Nokia isn’t going to let Symbian live out its final years in the comforts of home. Rather Nokia has found a nice retirement community for its Symbian developers under the roof of Accenture. Three thousand developers in the Symbian software group will transfer to Accenture, which will supply Nokia with all software support for the Symbian platform for its remaining few years. Meanwhile, Nokia plans to lay off another 4000 employees starting next year as it tries to cut costs and prepare the way for its supposed smartphone savior Windows Phone 7 (CP: Nokia CEO says Microsoft deal will create dependency on both sides).
In one fell swoop Nokia seems to have solved a big potential cultural problem as it makes the transition from Symbian to WP7. Nokia has essentially placed all of its future bets with WP7, yet it expects its software team to remain committed to the Symbian platform, ensuring it doesn’t fall off the smartphone map while it waits for the first Nokia WP7 devices. How do you keep those employees motivated when they see the “real” work on WP7 is going on next door? If WP7 is the future won’t they want to invest their time and energy on WP7 software and services development, rather than Symbian?
By moving all of those developers to Accenture, it becomes the contractor’s problem, not Nokia’s. Meanwhile Nokia can start with a clean slate while pursuing its future with Microsoft. That might seem a bit cold, but Nokia and Accenture officials said that after Symbian runs its course, the two companies would seek to “retrain and redeploy” those employees in other areas (Briefing Room: Nokia announces plans to transfer Symbian software activities to Accenture). Maybe some of them will become WP7 developers continuing to work with Nokia as part of Accenture’s Mobility division (formerly Nokia’s professional services group). It certainly beats the alternative—Nokia squeezing another two years out of the platform and then firing all of those workers after the last Symbian phone ships.

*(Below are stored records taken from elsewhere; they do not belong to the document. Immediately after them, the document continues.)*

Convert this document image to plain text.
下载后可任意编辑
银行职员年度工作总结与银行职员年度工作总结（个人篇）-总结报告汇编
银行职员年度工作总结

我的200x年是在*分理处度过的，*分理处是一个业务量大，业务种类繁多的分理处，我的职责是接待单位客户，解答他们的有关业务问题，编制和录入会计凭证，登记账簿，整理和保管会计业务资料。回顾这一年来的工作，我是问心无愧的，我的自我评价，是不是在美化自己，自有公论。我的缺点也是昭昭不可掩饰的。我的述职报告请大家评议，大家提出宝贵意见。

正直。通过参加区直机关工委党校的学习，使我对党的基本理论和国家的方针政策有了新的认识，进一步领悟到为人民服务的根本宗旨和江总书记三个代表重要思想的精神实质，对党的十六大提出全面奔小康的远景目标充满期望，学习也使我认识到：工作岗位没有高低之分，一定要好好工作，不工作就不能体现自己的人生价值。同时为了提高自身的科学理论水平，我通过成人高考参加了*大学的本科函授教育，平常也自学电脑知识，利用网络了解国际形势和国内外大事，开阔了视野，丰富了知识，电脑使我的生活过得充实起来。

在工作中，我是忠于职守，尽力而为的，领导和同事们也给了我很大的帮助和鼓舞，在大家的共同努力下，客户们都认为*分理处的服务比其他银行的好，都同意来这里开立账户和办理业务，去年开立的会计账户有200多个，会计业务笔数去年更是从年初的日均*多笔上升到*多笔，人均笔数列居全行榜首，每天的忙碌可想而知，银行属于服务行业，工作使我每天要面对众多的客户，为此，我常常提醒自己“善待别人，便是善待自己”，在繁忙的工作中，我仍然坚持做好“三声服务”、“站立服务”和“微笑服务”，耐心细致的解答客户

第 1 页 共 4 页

The 4000 employees that won’t be going over to Accenture seem to be getting exactly that treatment. The layoff schedule seems to track Nokia’s retirement of Symbian closely. They’ll all remain on the payroll for 2011, but they’ll have their pink slips by the end of 2012, at which point Nokia’s WP7 portfolio should be up to full strength (Briefing Room: Nokia starts measures to align site operations with new strategy). Nokia will have a lot less need of developers when Microsoft takes over the nuts and bolts of its smartphone operating system, but Nokia is also making sizable contributions to WP7’s services and software stack (Unfiltered: Nokia, Microsoft trade off services, features in finalized WP7 pact). It will still need to maintain a stable of programmers. The question is whether it will convert its Symbian developers into WP7 developers or start over from scratch.